次の授業の準備をしつつ、前の席に座った慧へ目をやれば、なぜか顔を緩ませていた。
「そういや、もうすぐ長期休みがやってくるな」
そういうことか……
「もうすぐってわけでもないと思うけど」
ヴァイオリンのテストからの解放感がすごいのだろう。
「いやいや、割りと同じ日常を過ごしてるうちに夏休みは来るものだろ?」
「そしてその夏休みはいつの間にか終わりをむかえる、と」
私の言葉に慧は、うっ……と声をもらす。
誰しもが長い休みなのに、早く終わってしまった気持ちを味わったことがあるはずだから。
「み、美青は勿論家の方に帰るだろ?」
「まぁ……寮にいてもやることないしね。

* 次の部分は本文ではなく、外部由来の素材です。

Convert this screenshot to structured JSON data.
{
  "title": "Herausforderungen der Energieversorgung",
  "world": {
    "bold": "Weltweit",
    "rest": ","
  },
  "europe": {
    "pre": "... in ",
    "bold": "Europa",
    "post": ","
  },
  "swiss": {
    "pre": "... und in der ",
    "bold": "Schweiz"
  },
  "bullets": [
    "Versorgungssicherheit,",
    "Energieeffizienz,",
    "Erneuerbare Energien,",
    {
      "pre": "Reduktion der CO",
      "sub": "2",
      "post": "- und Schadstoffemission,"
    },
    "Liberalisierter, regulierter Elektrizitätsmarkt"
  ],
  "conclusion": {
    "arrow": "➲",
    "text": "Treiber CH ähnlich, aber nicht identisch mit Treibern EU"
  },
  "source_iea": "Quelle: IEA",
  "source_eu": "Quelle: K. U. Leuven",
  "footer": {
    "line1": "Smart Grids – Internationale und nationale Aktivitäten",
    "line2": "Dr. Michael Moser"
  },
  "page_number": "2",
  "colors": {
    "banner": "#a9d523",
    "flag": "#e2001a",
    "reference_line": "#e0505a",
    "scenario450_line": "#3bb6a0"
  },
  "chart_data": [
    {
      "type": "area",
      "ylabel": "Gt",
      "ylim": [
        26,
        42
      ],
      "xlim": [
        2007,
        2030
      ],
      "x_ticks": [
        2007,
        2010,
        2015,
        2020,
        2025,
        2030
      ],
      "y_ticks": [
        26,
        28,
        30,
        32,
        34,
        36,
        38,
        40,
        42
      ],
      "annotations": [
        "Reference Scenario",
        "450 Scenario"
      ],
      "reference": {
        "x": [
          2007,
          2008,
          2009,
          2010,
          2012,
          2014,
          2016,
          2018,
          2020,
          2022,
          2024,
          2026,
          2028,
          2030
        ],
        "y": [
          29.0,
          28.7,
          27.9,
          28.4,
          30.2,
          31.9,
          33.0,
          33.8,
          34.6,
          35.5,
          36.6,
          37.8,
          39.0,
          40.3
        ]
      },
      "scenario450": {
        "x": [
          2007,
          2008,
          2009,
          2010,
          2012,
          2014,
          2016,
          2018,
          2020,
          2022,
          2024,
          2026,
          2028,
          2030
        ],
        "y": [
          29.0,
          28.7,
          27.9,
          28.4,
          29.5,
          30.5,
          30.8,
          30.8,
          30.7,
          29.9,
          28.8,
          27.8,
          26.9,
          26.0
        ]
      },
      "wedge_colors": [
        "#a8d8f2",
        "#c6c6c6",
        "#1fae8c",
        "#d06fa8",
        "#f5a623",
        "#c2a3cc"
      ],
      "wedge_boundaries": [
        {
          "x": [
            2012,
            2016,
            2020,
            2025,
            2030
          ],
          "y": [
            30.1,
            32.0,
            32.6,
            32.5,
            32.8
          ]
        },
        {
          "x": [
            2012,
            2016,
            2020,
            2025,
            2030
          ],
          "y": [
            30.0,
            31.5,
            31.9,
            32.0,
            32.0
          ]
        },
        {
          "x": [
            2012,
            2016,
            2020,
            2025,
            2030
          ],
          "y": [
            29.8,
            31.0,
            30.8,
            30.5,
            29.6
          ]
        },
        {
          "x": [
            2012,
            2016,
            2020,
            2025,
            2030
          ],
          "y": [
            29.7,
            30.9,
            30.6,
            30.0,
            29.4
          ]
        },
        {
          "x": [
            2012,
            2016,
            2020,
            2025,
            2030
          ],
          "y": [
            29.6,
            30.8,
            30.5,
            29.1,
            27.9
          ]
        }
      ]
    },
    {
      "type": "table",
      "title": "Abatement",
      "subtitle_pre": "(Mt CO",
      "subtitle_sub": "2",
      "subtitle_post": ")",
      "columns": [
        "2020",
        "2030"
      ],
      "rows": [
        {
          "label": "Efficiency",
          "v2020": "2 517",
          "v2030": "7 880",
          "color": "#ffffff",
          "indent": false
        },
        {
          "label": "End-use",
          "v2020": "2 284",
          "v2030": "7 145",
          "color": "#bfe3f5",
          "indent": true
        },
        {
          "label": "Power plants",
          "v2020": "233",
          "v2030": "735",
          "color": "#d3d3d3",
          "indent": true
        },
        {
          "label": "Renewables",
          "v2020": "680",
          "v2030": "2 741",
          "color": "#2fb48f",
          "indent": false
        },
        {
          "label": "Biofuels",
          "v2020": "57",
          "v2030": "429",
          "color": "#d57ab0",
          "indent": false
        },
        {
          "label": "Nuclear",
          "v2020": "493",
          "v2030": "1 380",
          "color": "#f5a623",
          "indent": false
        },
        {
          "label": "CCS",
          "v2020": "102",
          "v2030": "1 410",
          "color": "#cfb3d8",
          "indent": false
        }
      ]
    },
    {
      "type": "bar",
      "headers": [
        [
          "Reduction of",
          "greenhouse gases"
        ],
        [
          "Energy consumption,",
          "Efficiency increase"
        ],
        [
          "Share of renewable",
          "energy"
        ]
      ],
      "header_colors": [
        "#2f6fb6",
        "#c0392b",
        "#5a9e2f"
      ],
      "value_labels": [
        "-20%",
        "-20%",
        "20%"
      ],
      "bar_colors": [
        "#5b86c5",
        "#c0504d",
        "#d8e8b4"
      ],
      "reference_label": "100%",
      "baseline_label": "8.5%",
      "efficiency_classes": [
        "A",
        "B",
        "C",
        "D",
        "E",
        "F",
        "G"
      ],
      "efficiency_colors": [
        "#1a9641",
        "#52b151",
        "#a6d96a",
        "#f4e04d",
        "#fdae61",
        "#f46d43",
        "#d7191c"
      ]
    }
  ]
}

慧は?」
「わたしも帰る。それで、だ。……良かったら休み中家に来ないか?わたしも美青の家に行きたいしな」
家の行き来、か。
こうして学園で話すし居る時間は長いとは思うのに、お互いの家には行ったことがない。
別に行くのも来てもらうのも、構わないんだけど。
二年になったわけだし、そういうのもありかもしれない。